The real winner of the bottles I expensed was a 2016 vintage from M&S. Slight hints of almond, crisp peach, lemon dialed way back. It’s worth pointing out that both this and the L’Atzar use only xarel-lo, macabeo and parellada grapes, and both are brut, or dry. 

Prosecco can be too sweet. All prosecco has sugar added, while cava and champagne may be dry, with little to no sugar introduced. It would be unusual to find examples of brut nature on the shelves in your local supermarket, but speciality wine shops may be able to point you in the right direction. If, like me, you’re happy to drink anything from quite-dry to slightly-less-dry (brut, extra-seco/ extra-brut, or dry/ seco), pick up a bottle each of cava brut and prosecco brut and see for yourself how the wines manage to differ in sweetness and heart-burn ability.

Another aspect of cava I must mention is the mouthfeel. While the word is slightly offputting, the concept is absolutely vital when it comes to wine, and especially sparkling wine. Because of the secondary fermentation process, the bubbles created are different in size, quantity, and texture. 
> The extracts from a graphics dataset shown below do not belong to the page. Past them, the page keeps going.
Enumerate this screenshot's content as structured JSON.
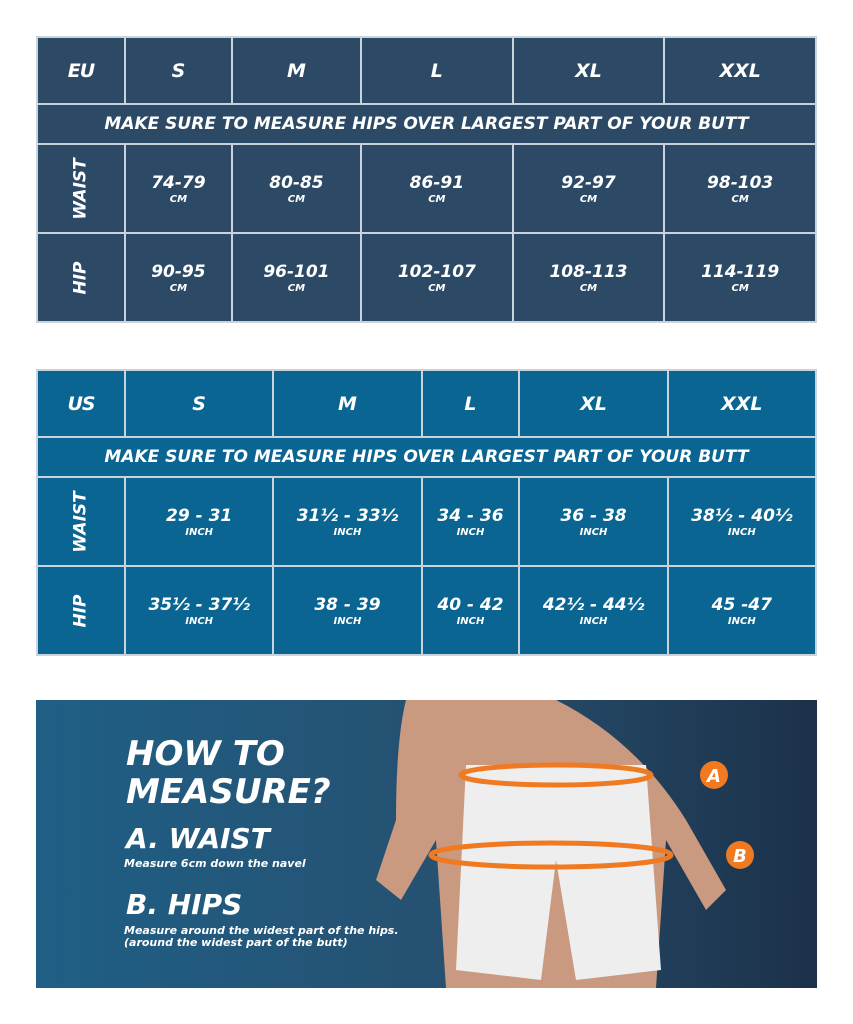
{
  "sizes": [
    "S",
    "M",
    "L",
    "XL",
    "XXL"
  ],
  "banner": "MAKE SURE TO MEASURE HIPS OVER LARGEST PART OF YOUR BUTT",
  "row_labels": {
    "waist": "WAIST",
    "hip": "HIP"
  },
  "eu": {
    "label": "EU",
    "unit": "CM",
    "waist": [
      "74-79",
      "80-85",
      "86-91",
      "92-97",
      "98-103"
    ],
    "hip": [
      "90-95",
      "96-101",
      "102-107",
      "108-113",
      "114-119"
    ]
  },
  "us": {
    "label": "US",
    "unit": "INCH",
    "waist": [
      "29 - 31",
      "31½ - 33½",
      "34 - 36",
      "36 - 38",
      "38½ - 40½"
    ],
    "hip": [
      "35½ - 37½",
      "38 - 39",
      "40 - 42",
      "42½ - 44½",
      "45 -47"
    ]
  },
  "howto": {
    "title1": "HOW TO",
    "title2": "MEASURE?",
    "a_title": "A. WAIST",
    "a_desc": "Measure 6cm down the navel",
    "b_title": "B. HIPS",
    "b_desc1": "Measure around the widest part of the hips.",
    "b_desc2": "(around the widest part of the butt)",
    "marker_a": "A",
    "marker_b": "B"
  },
  "colors": {
    "eu_bg": "#2c4a66",
    "us_bg": "#0a6592",
    "ring": "#f07a22"
  }
}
The charmant method used in the production of prosecco results in bigger, looser bubbles, thanks to the expanded area of the large steel tanks. The more traditional way cava and champagne are sparkled, in slowly rotated bottles, leads to tighter bubbles, and more of them. There’s science to it, but don’t ask me to explain further than that. All I know is, cava equals more fizz for your quid. 

A sip of prosecco may feel lightly frothy, bubbles bursting pleasantly against your teeth, for the first glass or two, provided you’re using suitable tulip glasses. Though common, flutes allow the bubbles to escape too quickly, which leads to a disappointing glug of almost-flat sweet white wine by the time you reach the bottom of the drink. 
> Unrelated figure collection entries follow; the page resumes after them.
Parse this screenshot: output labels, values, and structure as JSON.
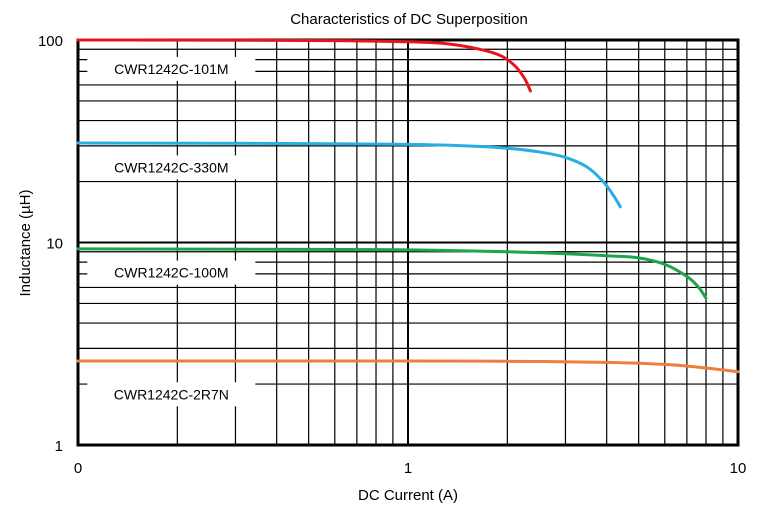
{
  "chart_data": {
    "type": "line",
    "title": "Characteristics of DC Superposition",
    "xlabel": "DC Current (A)",
    "ylabel": "Inductance (µH)",
    "x_scale": "log",
    "y_scale": "log",
    "xlim": [
      0.1,
      10
    ],
    "ylim": [
      1,
      100
    ],
    "x_tick_labels": [
      "0",
      "1",
      "10"
    ],
    "y_tick_labels": [
      "1",
      "10",
      "100"
    ],
    "grid": true,
    "series": [
      {
        "name": "CWR1242C-101M",
        "color": "#e8141b",
        "points": [
          [
            0.1,
            100
          ],
          [
            0.5,
            99.5
          ],
          [
            1.0,
            98
          ],
          [
            1.3,
            96
          ],
          [
            1.6,
            91
          ],
          [
            1.9,
            84
          ],
          [
            2.1,
            75
          ],
          [
            2.25,
            65
          ],
          [
            2.35,
            56
          ]
        ]
      },
      {
        "name": "CWR1242C-330M",
        "color": "#27aee5",
        "points": [
          [
            0.1,
            31
          ],
          [
            0.5,
            30.8
          ],
          [
            1.0,
            30.5
          ],
          [
            1.5,
            30
          ],
          [
            2.0,
            29.2
          ],
          [
            2.5,
            28
          ],
          [
            3.0,
            26.3
          ],
          [
            3.5,
            23.5
          ],
          [
            3.9,
            20
          ],
          [
            4.2,
            17
          ],
          [
            4.4,
            15
          ]
        ]
      },
      {
        "name": "CWR1242C-100M",
        "color": "#1aa64a",
        "points": [
          [
            0.1,
            9.3
          ],
          [
            0.5,
            9.25
          ],
          [
            1.0,
            9.2
          ],
          [
            2.0,
            9.0
          ],
          [
            3.0,
            8.8
          ],
          [
            4.0,
            8.6
          ],
          [
            5.0,
            8.4
          ],
          [
            6.0,
            7.8
          ],
          [
            7.0,
            6.8
          ],
          [
            7.6,
            6.0
          ],
          [
            8.0,
            5.3
          ]
        ]
      },
      {
        "name": "CWR1242C-2R7N",
        "color": "#f07d3c",
        "points": [
          [
            0.1,
            2.6
          ],
          [
            1.0,
            2.6
          ],
          [
            2.0,
            2.59
          ],
          [
            4.0,
            2.56
          ],
          [
            6.0,
            2.5
          ],
          [
            8.0,
            2.4
          ],
          [
            10.0,
            2.3
          ]
        ]
      }
    ]
  }
}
Cava, on the other hand—oh my. Slosh cava into a tulip, flute or vintage coupe and it will happily crackle and pop. Heck, pour mine into a pint glass or novelty mug: the vessel is immaterial. Cava’s bubbles can’t be tamed that easily. It is possible to open a bottle on a Monday, for tasting purposes, say, as an example off the top of my head, and for the wine to still be enjoyably effervescent when you finish it off the following Wednesday. I’ve never found that with prosecco. 
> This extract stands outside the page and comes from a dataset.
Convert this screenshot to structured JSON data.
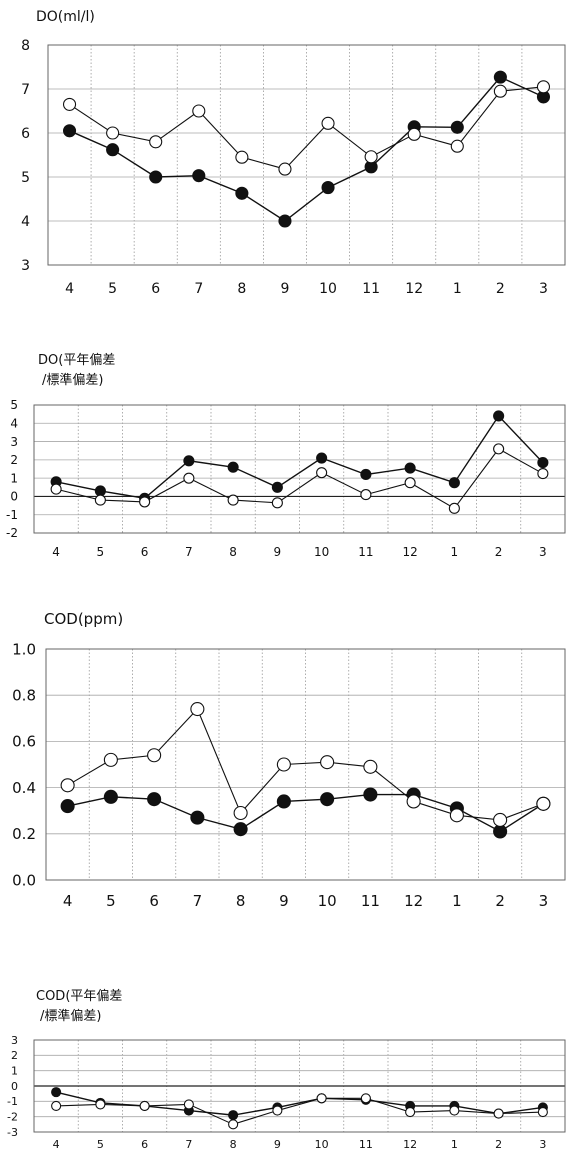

A good cava, sipped, will fill the cheeks with a velvet tickle. It will coax open the sinuses, energising the drinker. It will whisper down the throat, spreading warmth outwards from the heart. This is what we want when we drink sparkling wine. This is what a good bubbly should do. And this is why cava is my fizz of choice.

Life is too short to drink rubbish. Are there decent proseccos out there? Sure. But for me, my preference will always lie with cava, which has depth of character and endurance of spirit. I’d rather delight in a glass of cava than chew my way through a soda-pop prosecco, and if you give it a try, you might find you agree with me. 

Prosecco might be “how classy ladies get shitfaced” (ugh) but round my house it’s cava o’clock.